Well, sebagai musisi independen, band yang dihuni sama Adri Dwitomo (vokalis), Chandra Erin (gitaris/backing vocal), Putra Pra Ramadhan (drummer), Machdis Arie (basis), dan Fabian Azami (gitaris) ini emang harus punya cara tersendiri biar bandnya tetep bisa jalan. Atau kata lainnya, bertahan hidup.
Soalnya, berbeda dengan musisi yang bernaung di bawah label, musisi independen kayak Sunrise tentu harus mencari modal sendiri buat bikin video klip, atau memenuhi kebutuhan lainnya.
Kayak ini, nih contohnya.
“Kendala-kendalanya ya, misalnya kayak nyari sponsor, itu kita sendiri. Bikin video klip itu juga harus sendiri, dan kayak harus lebih sabar nunggu dulu, dari uang manggung, haha” aku Chandra waktu main ke markas HAI pada Februari silam.
Sadar kalo uang dari hasil ngeband nggak bisa segitunya nafkahin semua kebutuhan mereka di Sunrise, Adri cs ternyata juga punya side job. Nah, hal inilah yang kemudian diklaim sama Adri, menjadi pembeda antara Sunrise dengan band-band lain yang udah tajir lantaran ikut jalur yang lebih gampang.
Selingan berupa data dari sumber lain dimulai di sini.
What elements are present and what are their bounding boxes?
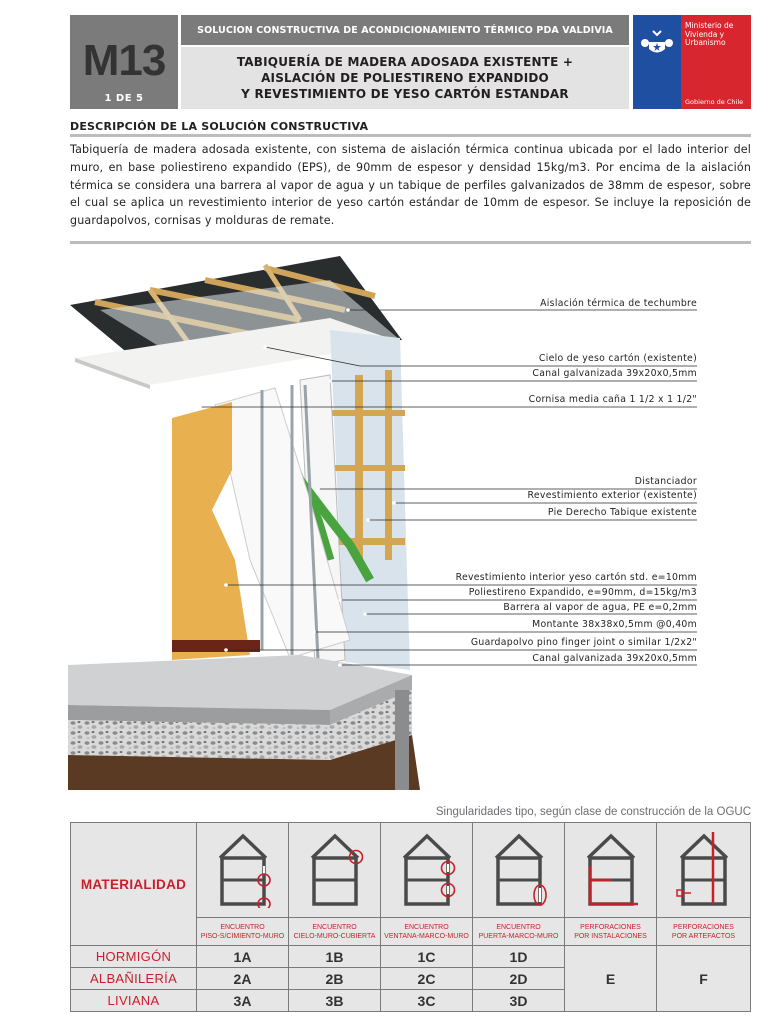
singularity-code: F [657, 946, 751, 1012]
singularity-code: 2A [197, 968, 289, 990]
house-ceiling-wall-roof-icon [289, 823, 381, 918]
singularity-code: 3C [381, 990, 473, 1012]
coat-of-arms-icon [641, 29, 673, 59]
singularity-code: 1C [381, 946, 473, 968]
callout-label: Barrera al vapor de agua, PE e=0,2mm [503, 602, 697, 613]
divider [70, 134, 751, 137]
house-appliances-icon [657, 823, 751, 918]
column-caption: ENCUENTRO PISO-S/CIMIENTO-MURO [197, 918, 289, 946]
singularity-code: 2C [381, 968, 473, 990]
singularity-code: 1A [197, 946, 289, 968]
callout-label: Montante 38x38x0,5mm @0,40m [532, 619, 697, 630]
title-line: Y REVESTIMIENTO DE YESO CARTÓN ESTANDAR [241, 87, 569, 101]
singularity-code: E [565, 946, 657, 1012]
row-label: HORMIGÓN [71, 946, 197, 968]
table-title: Singularidades tipo, según clase de construcción de la OGUC [435, 806, 751, 818]
callout-label: Canal galvanizada 39x20x0,5mm [532, 653, 697, 664]
callout-label: Pie Derecho Tabique existente [547, 507, 697, 518]
solution-code-box [70, 15, 178, 109]
solution-code: M13 [82, 36, 166, 85]
row-label: LIVIANA [71, 990, 197, 1012]
row-label: ALBAÑILERÍA [71, 968, 197, 990]
singularity-code: 2D [473, 968, 565, 990]
column-caption: PERFORACIONES POR ARTEFACTOS [657, 918, 751, 946]
callout-label: Guardapolvo pino finger joint o similar 1/2x2" [470, 637, 697, 648]
divider [70, 241, 751, 244]
column-caption: PERFORACIONES POR INSTALACIONES [565, 918, 657, 946]
callout-label: Distanciador [634, 476, 697, 487]
callout-label: Poliestireno Expandido, e=90mm, d=15kg/m3 [468, 587, 697, 598]
singularities-table [70, 822, 751, 1012]
document-title [181, 47, 629, 109]
program-title: SOLUCION CONSTRUCTIVA DE ACONDICIONAMIENTO TÉRMICO PDA VALDIVIA [181, 15, 629, 45]
column-caption: ENCUENTRO VENTANA-MARCO-MURO [381, 918, 473, 946]
callout-label: Cornisa media caña 1 1/2 x 1 1/2" [528, 394, 697, 405]
house-window-frame-wall-icon [381, 823, 473, 918]
ministry-line: Vivienda y [685, 29, 725, 39]
singularity-code: 3B [289, 990, 381, 1012]
callout-label: Revestimiento interior yeso cartón std. e=10mm [455, 572, 697, 583]
column-caption: ENCUENTRO CIELO-MURO-CUBIERTA [289, 918, 381, 946]
singularity-code: 3A [197, 990, 289, 1012]
house-installations-icon [565, 823, 657, 918]
ministry-line: Urbanismo [685, 38, 726, 47]
singularity-code: 1D [473, 946, 565, 968]
house-floor-foundation-wall-icon [197, 823, 289, 918]
government-label: Gobierno de Chile [685, 98, 744, 106]
singularity-code: 3D [473, 990, 565, 1012]
description-text: Tabiquería de madera adosada existente, con sistema de aislación térmica continua ubicada por el lado interior del muro, en base poliestireno expandido (EPS), de 90mm de espesor y densidad 15kg/m3. Por encima de la aislación térmica se considera una barrera al vapor de agua y un tabique de perfiles galvanizados de 38mm de espesor, sobre el cual se aplica un revestimiento interior de yeso cartón estándar de 10mm de espesor. Se incluye la reposición de guardapolvos, cornisas y molduras de remate. [70, 143, 751, 228]
ministry-logo [633, 15, 751, 109]
callout-label: Canal galvanizada 39x20x0,5mm [532, 368, 697, 379]
ministry-line: Ministerio de [685, 21, 734, 30]
title-line: TABIQUERÍA DE MADERA ADOSADA EXISTENTE + [236, 55, 574, 69]
section-title: DESCRIPCIÓN DE LA SOLUCIÓN CONSTRUCTIVA [70, 120, 369, 133]
callout-label: Cielo de yeso cartón (existente) [538, 353, 697, 364]
materialidad-header: MATERIALIDAD [71, 823, 197, 946]
page-indicator: 1 DE 5 [104, 93, 144, 104]
callout-label: Aislación térmica de techumbre [540, 298, 697, 309]
wall-section-illustration [0, 250, 768, 790]
singularity-code: 2B [289, 968, 381, 990]
house-door-frame-wall-icon [473, 823, 565, 918]
title-line: AISLACIÓN DE POLIESTIRENO EXPANDIDO [261, 71, 549, 85]
callout-label: Revestimiento exterior (existente) [527, 490, 697, 501]
singularity-code: 1B [289, 946, 381, 968]
column-caption: ENCUENTRO PUERTA-MARCO-MURO [473, 918, 565, 946]
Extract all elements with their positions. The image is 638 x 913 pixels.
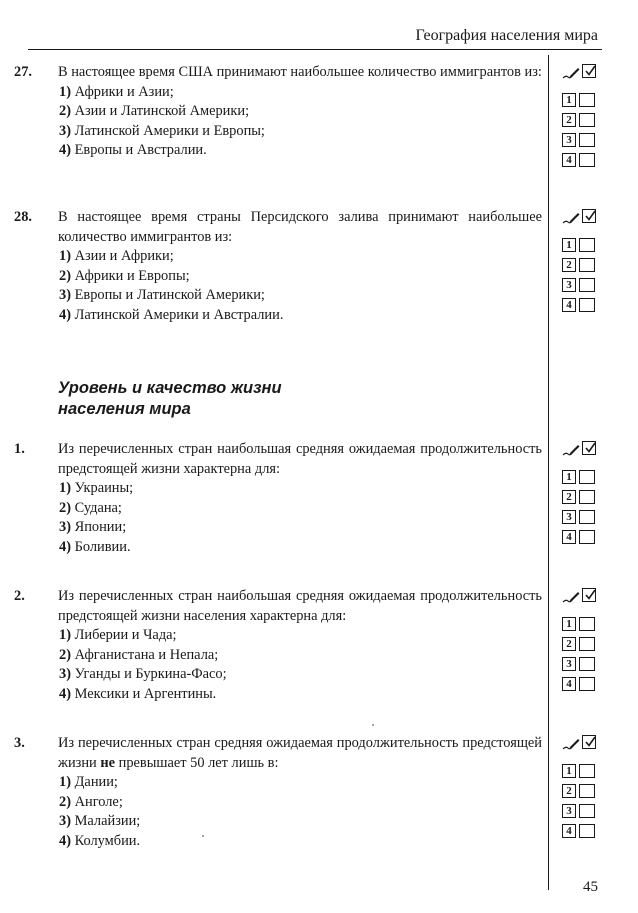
option-1: 1) Дании;: [59, 774, 118, 790]
answer-option-row: [562, 488, 602, 508]
answer-option-number: 1: [562, 617, 576, 631]
answer-option-number: 2: [562, 113, 576, 127]
question-number: 28.: [14, 209, 32, 225]
answer-option-row: [562, 635, 602, 655]
option-3: 3) Японии;: [59, 519, 127, 535]
answer-option-row: [562, 256, 602, 276]
option-4: 4) Европы и Австралии.: [59, 142, 207, 158]
option-2: 2) Анголе;: [59, 793, 123, 810]
answer-option-number: 3: [562, 133, 576, 147]
answer-option-number: 2: [562, 258, 576, 272]
checkmark-icon: [582, 441, 596, 455]
answer-option-row: [562, 528, 602, 548]
answer-option-row: [562, 111, 602, 131]
option-3: 3) Латинской Америки и Европы;: [59, 122, 265, 139]
answer-option-row: [562, 655, 602, 675]
option-3: 3) Уганды и Буркина-Фасо;: [59, 666, 227, 682]
question-text: Из перечисленных стран средняя ожидаемая продолжительность предстоящей жизни не превышает 50 лет лишь в:: [58, 735, 542, 771]
answer-checkbox[interactable]: [579, 510, 595, 524]
question-1: [14, 440, 542, 557]
checkmark-icon: [582, 735, 596, 749]
option-2: 2) Азии и Латинской Америки;: [59, 103, 250, 119]
question-28: [14, 208, 542, 325]
answer-checkbox[interactable]: [579, 258, 595, 272]
question-number: 27.: [14, 64, 32, 80]
answer-mark-row: [562, 208, 602, 226]
question-text: Из перечисленных стран наибольшая средняя ожидаемая продолжительность предстоящей жизни населения характерна для:: [58, 588, 542, 624]
answer-checkbox[interactable]: [579, 824, 595, 838]
option-3: 3) Малайзии;: [59, 813, 141, 829]
answer-mark-row: [562, 587, 602, 605]
answer-checkbox[interactable]: [579, 657, 595, 671]
option-2: 2) Африки и Европы;: [59, 267, 190, 284]
emphasis-not: не: [100, 754, 116, 771]
answer-checkbox[interactable]: [579, 278, 595, 292]
option-3: 3) Европы и Латинской Америки;: [59, 287, 265, 303]
pen-icon: [562, 66, 580, 80]
answer-mark-row: [562, 734, 602, 752]
answer-mark-row: [562, 63, 602, 81]
answer-option-row: [562, 468, 602, 488]
answer-checkbox[interactable]: [579, 153, 595, 167]
answer-option-number: 3: [562, 510, 576, 524]
answer-option-number: 2: [562, 784, 576, 798]
checkmark-icon: [582, 588, 596, 602]
answer-checkbox[interactable]: [579, 637, 595, 651]
option-1: 1) Украины;: [59, 480, 134, 496]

“Kita, kan, sidestream. Jadi yang pasti, kita mementingkan band ini supaya suaranya tetep berjalan, dan tetep nyampe ke fans-fans kita. Aside from that, we’re not making that much money. Realistis aja. Jadi, kita pasti punya side job. Kita punya kehidupan lain, untuk ngedapetin yang lain, tapi akhirnya tetep kita pake buat jalanin Sunrise ini juga,” jelas Adri yang kedua tangannya dirajah ini.
Adri ngelanjutin, menurut dia kalo Sunrise sampe masuk label, band itu bakalan cuma jadi produk yang dinilai dari segi potensi menghasilkan uang atau nggak. Ya, kalo seandainya nggak bisa mendulang profit, maka label tersebut bakal nyari yang lain, atau nyuruh band tersebut ganti konsep.
Makanya, ketika Sunrise mutusin buat nggak terikat label, Sunrise jelas bisa bikin apa yang mereka pengen bikin. Dan semua kepala yang tergabung dalam satu brand Sunrise tadi bisa sama-sama ngasih andil. Toh, di luar itu, Sunrise juga punya bisnis, kok! Pastinya ada kemungkinan, bisnis yang dijalanin ini bisa mendulang profit yang terus bisa support band mereka ke depan.
“Masing-masing label itu beda, tergantung mereka nge-treat artisnya kayak gimana. Tapi yang gue tau, kalo kita nggak ngehasilin uang, kita bisa di-cut. Bisnis kita kalo dibandingin sama bisnis label itu beda. Bisnis kita itu, merch store, jualan merch buat band kita sendiri, yang hasil akhirnya buat band ini juga. Kalo label kan, profitnya buat kesejahteraan label, haha,” jelas Adri lugas.
Lanjut kalo ngomongin profit, pada akhirnya Sunrise tetep percaya dan yakin kalo masalah duit dan ketenaran, itu bakal ngikut sendirinya. Yang terpenting, Sunrise tetep konsisten berkarya. Lagian, cara mereka bergerilya berhasil juga tuh. Mereka udah pernah ngelilingin banyak kota, termasuk Tangerang, Cikarang, Karawang, Depok, Purwokerto, dan berbagai kota lainnya di Indonesia.
“Ya, jalanin aja sesuai passion. Hasil akhir itu bonus. Hasil itu kan didapat dari proses, kalo prosesnya bagus, ya hasilnya pasti bagus. Yang penting, bikin yang kita suka, kita nyaman, dan efek positif dari apa yang kita bikin, bisa kita bagi-bagi ke orang,” imbuh Putra (rada) bijak.
Satu hal lagi yang ditambahin Chandra (dan bisa kita jadiin inspirasi): “Rockstar yang sebenernya itu bukan rockstar yang ngelakuin apa yang dipengen pendengar. Tapi rockstar itu ketika pendengar suka apa yang kita lakuin.”
Mantap! Semangat buat jadi rockstar, bro!